DOPİNG Konusu ve Sorular!

31 Aralık 2019 Salı günü Türk Atçılığı kabus gibi bir gün geçirdi. Sahipleri arasında Türkiye’nin en büyük ekürilerinin de yer aldığı 5 safkanın yapılan muayenelerinde, kullanımı yasaklı maddelerle yarışlara katıldıkları açıklandı. İstanbul, İzmir, Adana ve Şanlıurfa’da start alan 5 safkan, Komiserler Kurulu kararı ile koşulara katılmaktan men edilirken, safkanların ilgilileri hakkında da soruşturma başlatıldı.

Umarım ki devam etmez ama halihazırda bekleyen salya sonuçları dikkate alındığında yılın son günü ortaya çıkan bu sonuçların 2020 yılında da devamı gelecek gibi… O nedenle en sonda söyleyeceğini en başta söyleyeyim; Doping çağımızın büyük bir belasıdır ve her spor dalında olduğu gibi At yarışlarında da çok ciddi mücadele gerektirmektedir. Bu sahada kim veya kimler atlara ‘doping’ yapıyorsa, onlara tereddütsüz en büyük cezalar verilmelidir!

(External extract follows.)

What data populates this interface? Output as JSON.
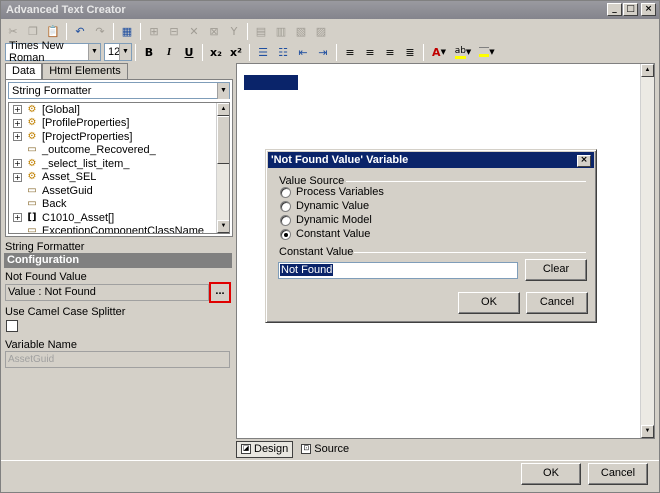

At Yarışlarının icat edildiği yüzyıllar öncesinden bu yana, yarış pistlerinde başarıyı dışarıdan müdahale yoluyla haksız bir şekilde elde etme düşüncesi maalesef her zaman olmuştur. Buna karşın, pek tabi ki sportmence ve centilmence at koşma düşüncesinin varlığı da bu sahanın bir gerçeğidir.

Doping vasıtasıyla yarış pistlerinde elde edilen sportif performans atları çoğu zaman zirveye taşırken, kuşkusuz atçılığın etik ve ahlaki değerlerini ayaklar altına almakta, insanları erdemli olma noktasından uzaklaştırmakta ve rekabetin en üst seviyede olduğu At Yarışlarında fair play anlayışının kaybolmasına neden olmaktadır.

İşin bu boyutunun dışında elbette ki özellikle yarışseverler açısından konunun müşterek bahis boyutu da ayrı bir vakadır. Yasaklı madde ile koşturulduğu ortaya çıkan safkanlar nedeniyle oynadıkları kuponları kaybeden yarışseverler, her doping vakası ilanının ardından çok ciddi tepkiler ortaya koymaktalar. Bu insanlar çok haklı olarak kazançlarının haksızca ellerinden alındığını savunuyorlar ki, bir yönüyle katılmamak mümkün değil!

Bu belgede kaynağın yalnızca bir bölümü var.